Alberto Piccinini: Hai ragione, siamo sempre prigionieri di questa ruota, l’estetica degli eterni sessantenni e della loro decadenza. Hai letto? Oggi Linus (67 anni) dice che delle canzoni di Sanremo quest’anno non resterà niente. Padronissimo, sarei quasi d’accordo. È la mancanza di dubbi che mi colpisce, vuol dire che l’aria è cambiata. Come i titoli su Brain May (77 anni) che rivela in un’intervista di aver negato ad artisti gangsta rap di usare campioni dei Queen, perché non voleva che le canzoni promuovessero violenza o abuso contro le donne. Tutto legittimo, ci mancherebbe, ma l’assoluta certezza che per caso non abbia fatto una cazzata o un errore di valutazione, beh, mi colpisce. Così restiamo prigionieri di un’estetica da sciurette, da professor Aristogitone della scuola media, altro che boomer. Tipo la follia dell’altra settimana su ChatGPT e Studio Ghibli, con il povero Miyazaki trascinato pure da morto nel cordoglio per la fine dell’umanità dietro l’angolo. Diamine: 50 anni di sofisticatissimi saggi sulla morte dell’autore, Barthes e Foucault, sul plagiarismo situazionista, sul furto come opera d’arte per ritrovarsi adesso in questa situazione da Nonna Speranza? E tutto per quattro meme scemi. Dai. Sospetto che avesse qualche ragione mio figlio piccolissimo a scappare in lacrime da Totoro.

G.R.: Infatti. Dazi anche su ChatGPT. No, adesso ce l’hai su WhatsApp, e pure se cerchi roba su Google ti risponde un’intelligenza artificiale. Non so tu ma quelle quattro righe in alto sopra i risultati le trovo un po’ cringe, posso dire? E quando si apre la pagina abbasso sempre gli occhi. Per me la cosa più interessante e internazionalista della settimana l’ha fatta Baby Gang (22 anni) che è uscito con il suo primo singolo cantato in arabo con il rapper marocchino ElGrandeToto, Rassi. Niente dazi, qui è il caso che ci diamo una svegliata. ElGrandeToto, nato a Casablanca e cresciuto a Grenoble, è l’artista più streammato nella regione MENA (Medio Oriente, Nord Africa).
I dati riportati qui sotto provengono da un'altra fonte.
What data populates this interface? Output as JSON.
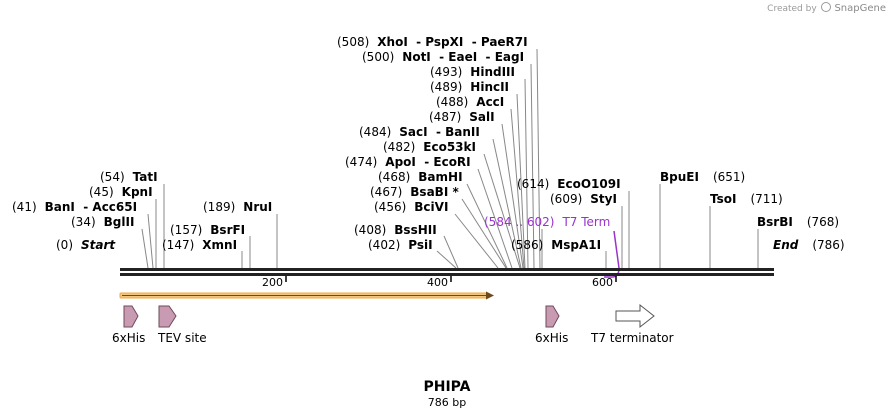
{
  "credit": {
    "text": "Created by",
    "brand": "SnapGene"
  },
  "plasmid": {
    "name": "PHIPA",
    "length": "786 bp"
  },
  "sequence_end": "786",
  "map_start": {
    "label": "Start",
    "pos": "(0)"
  },
  "map_end": {
    "label": "End",
    "pos": "(786)"
  },
  "ruler_ticks": [
    "200",
    "400",
    "600"
  ],
  "sites": [
    {
      "id": "xhoi",
      "pos": "(508)",
      "name": "XhoI  - PspXI  - PaeR7I"
    },
    {
      "id": "noti",
      "pos": "(500)",
      "name": "NotI  - EaeI  - EagI"
    },
    {
      "id": "hindiii",
      "pos": "(493)",
      "name": "HindIII"
    },
    {
      "id": "hincii",
      "pos": "(489)",
      "name": "HincII"
    },
    {
      "id": "acci",
      "pos": "(488)",
      "name": "AccI"
    },
    {
      "id": "sali",
      "pos": "(487)",
      "name": "SalI"
    },
    {
      "id": "saci",
      "pos": "(484)",
      "name": "SacI  - BanII"
    },
    {
      "id": "eco53ki",
      "pos": "(482)",
      "name": "Eco53kI"
    },
    {
      "id": "apoi",
      "pos": "(474)",
      "name": "ApoI  - EcoRI"
    },
    {
      "id": "bamhi",
      "pos": "(468)",
      "name": "BamHI"
    },
    {
      "id": "bsabi",
      "pos": "(467)",
      "name": "BsaBI *"
    },
    {
      "id": "bcivi",
      "pos": "(456)",
      "name": "BciVI"
    },
    {
      "id": "bsshii",
      "pos": "(408)",
      "name": "BssHII"
    },
    {
      "id": "psii",
      "pos": "(402)",
      "name": "PsiI"
    },
    {
      "id": "tati",
      "pos": "(54)",
      "name": "TatI"
    },
    {
      "id": "kpni",
      "pos": "(45)",
      "name": "KpnI"
    },
    {
      "id": "bani",
      "pos": "(41)",
      "name": "BanI  - Acc65I"
    },
    {
      "id": "bglii",
      "pos": "(34)",
      "name": "BglII"
    },
    {
      "id": "bsrfi",
      "pos": "(157)",
      "name": "BsrFI"
    },
    {
      "id": "xmni",
      "pos": "(147)",
      "name": "XmnI"
    },
    {
      "id": "drui",
      "pos": "(189)",
      "name": "NruI"
    },
    {
      "id": "eco0109i",
      "pos": "(614)",
      "name": "EcoO109I"
    },
    {
      "id": "styi",
      "pos": "(609)",
      "name": "StyI"
    },
    {
      "id": "mspa1i",
      "pos": "(586)",
      "name": "MspA1I"
    },
    {
      "id": "bpuei",
      "pos": "(651)",
      "name": "BpuEI"
    },
    {
      "id": "tsoi",
      "pos": "(711)",
      "name": "TsoI"
    },
    {
      "id": "bsrbi",
      "pos": "(768)",
      "name": "BsrBI"
    }
  ],
  "t7_term_label": {
    "range": "(584 .. 602)",
    "name": "T7 Term"
  },
  "features": [
    {
      "id": "6xhis-1",
      "label": "6xHis"
    },
    {
      "id": "tev-site",
      "label": "TEV site"
    },
    {
      "id": "6xhis-2",
      "label": "6xHis"
    },
    {
      "id": "t7-terminator",
      "label": "T7 terminator"
    }
  ],
  "colors": {
    "feature_pink": "#c99bb2",
    "feature_border": "#6e4a5b",
    "orf_orange": "#f0a840",
    "t7_purple": "#9933cc",
    "line_gray": "#888888"
  }
}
Due anni fa è stato condannato a otto mesi con la condizionale per incitazione alla violenza e diffamazione perché durante un conferenza stampa ha detto che fumava abitualmente cannabis. Anzi – recupero da Repubblica – «Fumo hashish e allora?», nel Paese che è il primo produttore al mondo. La cosa preoccupante, è stato arrestato e processato in tribunale per le denunce che ha avuto da vecchi cantanti e giovani YouTuber infami, mentre tutta la scena marocchina lo sosteneva. Che storia. Altro che Auto-Tune!

A.P.: A proposito di Brian May, hai letto? L’altro giorno hanno beccato un carabiniere sardo di 52 anni che la sera cantava in una cover band dei Queen. Rivogliono i 18 mila euro che si è guadagnato così, tra un “mamma mia” e un “Radio Gaga”. Mi è venuta spontanea la domanda: e di giorno che faceva? Poi mi ha aiutato il dio dello storytelling rivelando che una volta ad Alghero aveva avuto i complimenti di Tony Hadley degli Spandau Ballet per la bella voce, così la sceneggiatura ce la siamo portata a casa. E mentre stavo mettendo su il nuovo disco di Cristiano Godano ho trovato una dichiarazione sulla sua vecchia amicizia col ministro Crosetto, fondatore della cooperativa Zabum di Cuneo. «Sono in buoni rapporti, ma non ci frequentiamo», ha detto. «Se ci dovessimo incontrare ci saluteremmo. Ho ottimi ricordi della sua sensibilità artistica: ha contribuito ad alimentare la scena live». Live è parola impegnativa per un ministro della guerra, amicissimo degli industriali delle armi. La cosa che più mi lascia perplesso è la fonte della dichiarazione: i nostri amici del Foglio, unici a riportarla almeno secondo Google. E in questo meditare sul cui prodest politico m’è sfuggito di ascoltare il disco. Bello invece il disco dei Baustelle, anche se un po’ uguale a sempre. “Le lettere di Craxi / le pose, le frustate / le apparizioni non accreditate”, il ritratto di Moana Pozzi lo metto vicino a quello di Luciano Bianciardi romantico a Milano. Leggo questi commenti sul suono californiano, jingle-jangle, anni ’60. Sarà. A me pare che sempre di più suonino come i vecchi Ricchi e Poveri, però con le parole vere, sepolte nell’inconscio italiano, boomer quello sì.